Interestingly, GILZ inhibited Ras- and Raf-induced cell proliferation, thus suggesting that the antiproliferative effect may be mediated by trimeric Ras-Raf-GILZ or dimeric Ras-GILZ and Raf-GILZ conformations. Raf-ERK and PI3K-AKT are considered the 2 major pathways modulating cyclin D1 transcriptional activation (17
), wherein ERK, but not AKT, is considered important for Raf-regulated cell signaling and both ERK and AKT are considered important for Ras-regulated cell signaling (11
). Because GILZ inhibits AKT and ERK activation and affects Ras- and Raf-dependent cell proliferation, it is conceivable that GILZ may target Ras-dependent AKT and ERK activation as well as Raf-dependent ERK activation. Thus, GILZ can bind directly to Raf and inhibit ERK but not AKT, and this is sufficient to inhibit the cell proliferation. On the other hand, the binding of GILZ to Ras, by an allosteric effect that has a negative impact on the activation of ERK and AKT (generally thought to be indispensable for mediating the transforming potential of Ras [ref. 45
]), inhibits both pathways, which cooperate in inducing cell proliferation (11
A notable result here is that Ras-GILZ interaction affects cell transformation. The effect of GILZ on the Ras-induced transformation of NIH-3T3, together with the signaling regulation, supports previous reports that Ras transformation requires multiple downstream pathways including ERK (43
) and AKT (47
). The inhibitory effect of GILZ on Ras-mediated transformation suggests that GILZ could contribute to modulation of Ras oncogenic activity and warrants further investigation as to the possible structural and/or functional alteration of GILZ in human tumors.
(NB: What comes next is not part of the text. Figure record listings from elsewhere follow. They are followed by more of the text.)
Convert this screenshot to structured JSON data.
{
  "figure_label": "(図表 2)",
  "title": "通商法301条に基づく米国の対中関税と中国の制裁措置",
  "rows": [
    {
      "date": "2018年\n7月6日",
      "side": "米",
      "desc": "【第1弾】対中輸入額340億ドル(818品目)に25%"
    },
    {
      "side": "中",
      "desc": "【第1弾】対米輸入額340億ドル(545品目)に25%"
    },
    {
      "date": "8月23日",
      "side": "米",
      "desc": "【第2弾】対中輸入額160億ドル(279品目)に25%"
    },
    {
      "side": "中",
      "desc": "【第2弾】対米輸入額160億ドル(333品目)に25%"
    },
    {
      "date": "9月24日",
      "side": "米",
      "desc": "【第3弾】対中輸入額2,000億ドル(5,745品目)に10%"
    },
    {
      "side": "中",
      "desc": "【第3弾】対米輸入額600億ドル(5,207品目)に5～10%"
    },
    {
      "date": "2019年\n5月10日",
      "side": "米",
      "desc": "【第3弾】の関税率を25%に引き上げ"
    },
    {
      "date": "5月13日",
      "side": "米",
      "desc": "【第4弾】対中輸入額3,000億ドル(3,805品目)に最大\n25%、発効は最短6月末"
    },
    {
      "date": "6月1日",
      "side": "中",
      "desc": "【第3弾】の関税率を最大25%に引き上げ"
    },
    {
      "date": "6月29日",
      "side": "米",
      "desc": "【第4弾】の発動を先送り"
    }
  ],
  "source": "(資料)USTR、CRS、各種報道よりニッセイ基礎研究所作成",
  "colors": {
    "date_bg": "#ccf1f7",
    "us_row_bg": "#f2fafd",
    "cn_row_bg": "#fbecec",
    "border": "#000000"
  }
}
The antiproliferative action of GILZ suggests that it plays a physiological role in the control of cell growth and that its upregulation may be a mechanism of pharmacological importance. Endogenous GCs, the end-effectors of the hypothalamus-pituitary-adrenal axis, play an important role in regulating the homeostasis of the immune system (48
). Moreover, GCs are used as pharmacological agents due to their immunosuppressive and antiinflammatory properties. Their activity is due to their complex action on innate and adaptive immunity reflecting GC capacity to inhibit T lymphocyte activation (49
). Previous studies demonstrate that GCs inhibit T cell proliferation (5
). In particular, GCs have been shown to block antigen and mitogen-induced T lymphocyte proliferation, and various molecular mechanisms have been suggested as being responsible for this effect (5
). Our results show that GILZ inhibition by siRNA results in increased cell proliferation consequent to ConA stimulation, which suggests that GILZ plays a role in regulating T cell activation and growth. Most notable, silencing GILZ in the 3DO T cell line completely inhibited the DEX-induced antiproliferative effect. These results indicate that GILZ has a physiological role in cell proliferation machinery and is required for the pharmacological action of GCs.